Dopo 12 anni nell'ombra, Jackson è pronto a tornare in scena
Vi sarete chiesti, almeno una volta, dove sia finito l’uomo che ha trasformato la Terra di Mezzo da un’allucinazione letteraria in un pilastro cinematografico e culturale. La risposta può sorprendere e si cela in una ferita tecnica e umana mai del tutto rimarginata.
Una perdita significativa
In realtà, il motivo di questo lungo digiuno dalla macchina da presa è molto più intimo e, se vogliamo, tragicamente poetico. In occasione del ritorno nelle sale de Il Ritorno del Re per celebrare il venticinquennale della saga, Jackson ha squarciato il velo: la colpa, o meglio la causa, è la scomparsa di Andrew Lesnie.

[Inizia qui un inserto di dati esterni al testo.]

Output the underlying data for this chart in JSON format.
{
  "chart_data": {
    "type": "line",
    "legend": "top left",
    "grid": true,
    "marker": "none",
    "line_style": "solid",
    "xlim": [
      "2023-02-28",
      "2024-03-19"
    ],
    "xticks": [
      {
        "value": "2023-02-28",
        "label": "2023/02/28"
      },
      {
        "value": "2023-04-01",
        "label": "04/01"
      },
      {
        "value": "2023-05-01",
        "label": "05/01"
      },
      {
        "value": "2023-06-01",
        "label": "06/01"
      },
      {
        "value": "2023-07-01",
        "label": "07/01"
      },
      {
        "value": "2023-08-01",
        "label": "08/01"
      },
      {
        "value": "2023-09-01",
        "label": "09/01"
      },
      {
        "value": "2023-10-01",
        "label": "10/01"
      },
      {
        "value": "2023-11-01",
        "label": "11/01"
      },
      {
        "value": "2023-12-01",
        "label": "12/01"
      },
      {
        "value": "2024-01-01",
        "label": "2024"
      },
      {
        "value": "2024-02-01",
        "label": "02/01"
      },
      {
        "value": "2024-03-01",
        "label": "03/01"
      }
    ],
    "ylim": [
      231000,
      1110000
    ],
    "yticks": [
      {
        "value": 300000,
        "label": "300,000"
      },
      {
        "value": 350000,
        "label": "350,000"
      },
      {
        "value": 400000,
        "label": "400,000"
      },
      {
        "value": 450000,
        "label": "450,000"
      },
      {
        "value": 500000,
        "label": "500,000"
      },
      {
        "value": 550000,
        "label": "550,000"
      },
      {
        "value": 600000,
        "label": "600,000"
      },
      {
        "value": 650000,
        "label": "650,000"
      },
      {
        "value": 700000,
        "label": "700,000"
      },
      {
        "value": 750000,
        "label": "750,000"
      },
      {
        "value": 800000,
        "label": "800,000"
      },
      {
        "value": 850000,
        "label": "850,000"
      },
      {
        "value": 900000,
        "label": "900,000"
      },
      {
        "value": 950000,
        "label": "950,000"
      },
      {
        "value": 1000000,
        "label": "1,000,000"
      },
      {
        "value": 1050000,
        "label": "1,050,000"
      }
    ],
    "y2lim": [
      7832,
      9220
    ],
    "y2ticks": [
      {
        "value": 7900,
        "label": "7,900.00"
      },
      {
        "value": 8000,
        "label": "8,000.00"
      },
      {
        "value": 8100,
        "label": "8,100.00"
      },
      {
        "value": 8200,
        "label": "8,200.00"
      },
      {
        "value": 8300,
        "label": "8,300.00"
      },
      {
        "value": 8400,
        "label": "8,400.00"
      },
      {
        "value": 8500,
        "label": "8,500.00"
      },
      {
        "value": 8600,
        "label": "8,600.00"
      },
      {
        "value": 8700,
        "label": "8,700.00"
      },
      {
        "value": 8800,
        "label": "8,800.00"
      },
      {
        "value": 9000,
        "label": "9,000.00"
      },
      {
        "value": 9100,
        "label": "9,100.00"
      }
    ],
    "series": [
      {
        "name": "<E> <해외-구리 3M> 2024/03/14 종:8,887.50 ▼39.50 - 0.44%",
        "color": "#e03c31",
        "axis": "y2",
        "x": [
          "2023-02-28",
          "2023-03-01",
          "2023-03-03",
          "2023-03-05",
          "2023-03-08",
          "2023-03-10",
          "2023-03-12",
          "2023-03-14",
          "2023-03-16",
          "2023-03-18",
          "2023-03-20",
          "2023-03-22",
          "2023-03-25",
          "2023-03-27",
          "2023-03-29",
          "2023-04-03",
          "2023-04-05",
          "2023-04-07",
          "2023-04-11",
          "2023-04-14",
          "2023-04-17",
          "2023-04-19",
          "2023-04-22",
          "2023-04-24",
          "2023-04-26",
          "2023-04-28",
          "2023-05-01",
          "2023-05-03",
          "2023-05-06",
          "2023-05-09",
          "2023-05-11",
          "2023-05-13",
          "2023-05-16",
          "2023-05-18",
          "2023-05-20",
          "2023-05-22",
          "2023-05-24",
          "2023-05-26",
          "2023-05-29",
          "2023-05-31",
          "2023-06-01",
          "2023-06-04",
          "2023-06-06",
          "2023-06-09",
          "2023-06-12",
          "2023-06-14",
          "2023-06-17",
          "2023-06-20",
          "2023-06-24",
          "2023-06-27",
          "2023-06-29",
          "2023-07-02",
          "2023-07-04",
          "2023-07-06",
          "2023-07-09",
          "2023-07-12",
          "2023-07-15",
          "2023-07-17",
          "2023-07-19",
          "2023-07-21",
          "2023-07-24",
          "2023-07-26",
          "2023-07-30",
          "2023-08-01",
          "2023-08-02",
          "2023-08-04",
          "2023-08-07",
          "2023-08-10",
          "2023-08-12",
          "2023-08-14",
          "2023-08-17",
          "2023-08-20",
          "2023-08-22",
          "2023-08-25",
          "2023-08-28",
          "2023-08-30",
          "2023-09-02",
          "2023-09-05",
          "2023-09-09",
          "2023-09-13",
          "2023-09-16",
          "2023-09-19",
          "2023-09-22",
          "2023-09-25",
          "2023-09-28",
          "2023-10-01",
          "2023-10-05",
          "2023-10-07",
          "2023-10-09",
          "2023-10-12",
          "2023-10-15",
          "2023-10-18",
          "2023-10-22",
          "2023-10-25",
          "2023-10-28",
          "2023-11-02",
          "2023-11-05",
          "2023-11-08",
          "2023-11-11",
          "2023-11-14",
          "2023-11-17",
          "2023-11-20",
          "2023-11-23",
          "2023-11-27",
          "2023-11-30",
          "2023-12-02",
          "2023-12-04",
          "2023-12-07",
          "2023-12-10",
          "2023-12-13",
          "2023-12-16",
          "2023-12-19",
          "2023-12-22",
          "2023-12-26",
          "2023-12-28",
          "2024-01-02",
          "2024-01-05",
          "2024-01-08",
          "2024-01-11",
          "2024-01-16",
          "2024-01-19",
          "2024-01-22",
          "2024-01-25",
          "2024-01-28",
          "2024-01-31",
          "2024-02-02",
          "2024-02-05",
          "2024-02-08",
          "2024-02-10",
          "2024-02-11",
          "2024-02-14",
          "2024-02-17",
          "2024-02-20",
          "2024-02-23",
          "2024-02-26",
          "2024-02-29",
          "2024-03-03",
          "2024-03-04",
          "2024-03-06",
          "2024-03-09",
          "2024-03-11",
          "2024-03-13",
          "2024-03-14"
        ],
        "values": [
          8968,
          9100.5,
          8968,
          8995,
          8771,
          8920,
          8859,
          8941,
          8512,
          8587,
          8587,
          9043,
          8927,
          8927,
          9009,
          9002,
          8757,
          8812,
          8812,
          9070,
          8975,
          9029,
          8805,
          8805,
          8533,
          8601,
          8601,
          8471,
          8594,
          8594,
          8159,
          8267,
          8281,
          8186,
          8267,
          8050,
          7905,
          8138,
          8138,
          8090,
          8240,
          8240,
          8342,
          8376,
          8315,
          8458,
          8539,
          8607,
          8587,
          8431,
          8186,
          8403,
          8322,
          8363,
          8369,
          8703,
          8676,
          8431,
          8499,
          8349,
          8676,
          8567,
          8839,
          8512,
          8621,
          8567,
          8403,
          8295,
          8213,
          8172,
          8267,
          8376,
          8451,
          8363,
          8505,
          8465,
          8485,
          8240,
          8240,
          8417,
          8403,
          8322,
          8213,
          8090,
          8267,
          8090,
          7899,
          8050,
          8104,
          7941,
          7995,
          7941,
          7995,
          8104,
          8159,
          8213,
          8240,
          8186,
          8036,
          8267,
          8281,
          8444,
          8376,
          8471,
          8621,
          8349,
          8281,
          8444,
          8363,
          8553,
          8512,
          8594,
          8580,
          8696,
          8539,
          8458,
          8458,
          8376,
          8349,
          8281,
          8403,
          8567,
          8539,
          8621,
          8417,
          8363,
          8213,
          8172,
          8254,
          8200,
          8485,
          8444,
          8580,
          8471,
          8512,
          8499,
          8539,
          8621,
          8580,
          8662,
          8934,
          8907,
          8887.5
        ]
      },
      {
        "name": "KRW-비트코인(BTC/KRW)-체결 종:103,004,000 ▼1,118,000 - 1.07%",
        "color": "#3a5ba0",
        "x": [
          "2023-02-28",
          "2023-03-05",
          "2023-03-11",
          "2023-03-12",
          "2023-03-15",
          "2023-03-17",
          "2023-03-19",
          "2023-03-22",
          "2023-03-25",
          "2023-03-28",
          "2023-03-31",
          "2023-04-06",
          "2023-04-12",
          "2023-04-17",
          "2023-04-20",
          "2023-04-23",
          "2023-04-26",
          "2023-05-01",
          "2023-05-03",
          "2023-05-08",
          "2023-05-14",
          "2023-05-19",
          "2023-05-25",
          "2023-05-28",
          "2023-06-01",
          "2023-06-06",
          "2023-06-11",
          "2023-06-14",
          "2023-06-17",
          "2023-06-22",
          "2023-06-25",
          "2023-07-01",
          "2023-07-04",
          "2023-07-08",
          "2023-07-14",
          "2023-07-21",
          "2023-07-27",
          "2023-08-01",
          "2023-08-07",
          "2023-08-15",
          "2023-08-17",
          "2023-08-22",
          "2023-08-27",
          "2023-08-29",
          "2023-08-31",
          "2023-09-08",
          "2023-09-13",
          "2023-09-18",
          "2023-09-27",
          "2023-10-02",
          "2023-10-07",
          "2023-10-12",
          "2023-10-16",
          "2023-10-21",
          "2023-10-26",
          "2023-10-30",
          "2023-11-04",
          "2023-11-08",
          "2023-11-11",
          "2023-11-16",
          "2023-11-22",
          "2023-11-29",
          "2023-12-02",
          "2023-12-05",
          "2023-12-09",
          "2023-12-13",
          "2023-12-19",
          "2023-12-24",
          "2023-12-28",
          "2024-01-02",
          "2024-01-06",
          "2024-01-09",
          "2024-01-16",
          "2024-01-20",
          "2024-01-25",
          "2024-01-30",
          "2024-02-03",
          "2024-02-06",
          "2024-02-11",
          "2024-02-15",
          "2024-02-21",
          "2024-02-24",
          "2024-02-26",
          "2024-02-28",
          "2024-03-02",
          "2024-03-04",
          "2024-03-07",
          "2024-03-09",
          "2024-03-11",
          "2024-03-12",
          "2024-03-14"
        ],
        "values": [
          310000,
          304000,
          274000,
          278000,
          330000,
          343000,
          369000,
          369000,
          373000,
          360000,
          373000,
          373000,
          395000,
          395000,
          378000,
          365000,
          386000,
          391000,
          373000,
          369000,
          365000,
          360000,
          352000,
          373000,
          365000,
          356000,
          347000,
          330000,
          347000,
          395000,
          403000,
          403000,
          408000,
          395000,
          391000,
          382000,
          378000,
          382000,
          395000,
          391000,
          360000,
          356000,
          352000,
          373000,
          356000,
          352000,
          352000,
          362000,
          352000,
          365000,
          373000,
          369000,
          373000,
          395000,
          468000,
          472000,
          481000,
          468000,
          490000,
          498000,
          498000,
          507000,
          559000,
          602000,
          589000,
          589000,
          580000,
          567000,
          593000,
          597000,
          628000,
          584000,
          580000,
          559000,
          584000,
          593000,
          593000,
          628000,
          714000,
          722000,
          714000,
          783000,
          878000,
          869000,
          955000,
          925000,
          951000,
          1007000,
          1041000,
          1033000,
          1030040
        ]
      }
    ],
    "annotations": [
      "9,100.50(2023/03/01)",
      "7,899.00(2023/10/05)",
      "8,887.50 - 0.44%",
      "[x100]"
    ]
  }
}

Per i non addetti ai lavori, Lesnie era il direttore della fotografia che ha collaborato a lungo con Jackson. Scomparso prematuramente nel 2015, Lesnie era l'occhio attraverso cui Jackson guardava il mondo.
È interessante notare come il regista abbia passato l'ultimo decennio rifugiandosi nel documentario (They Shall Not Grow Old, Get Back); ha usato la tecnologia più avanzata per restaurare materiale d'archivio, quasi come se manipolare il passato fosse l'unico modo per non affrontare un presente orfano del suo collaboratore più fidato.
Lavorare con “fantasmagoriche” pellicole d’epoca gli ha permesso di evitare il trauma di dover costruire un nuovo sodalizio visivo, di dover trovare un altro complice che capisse la sua grammatica fatta di grandangoli estremi e luci pittoriche.
Resta da vedere se il "nuovo" Jackson sarà ancora il demiurgo capace di spostare le montagne o se il tempo trascorso nei laboratori di restauro avrà cambiato definitivamente la sua sensibilità artistica.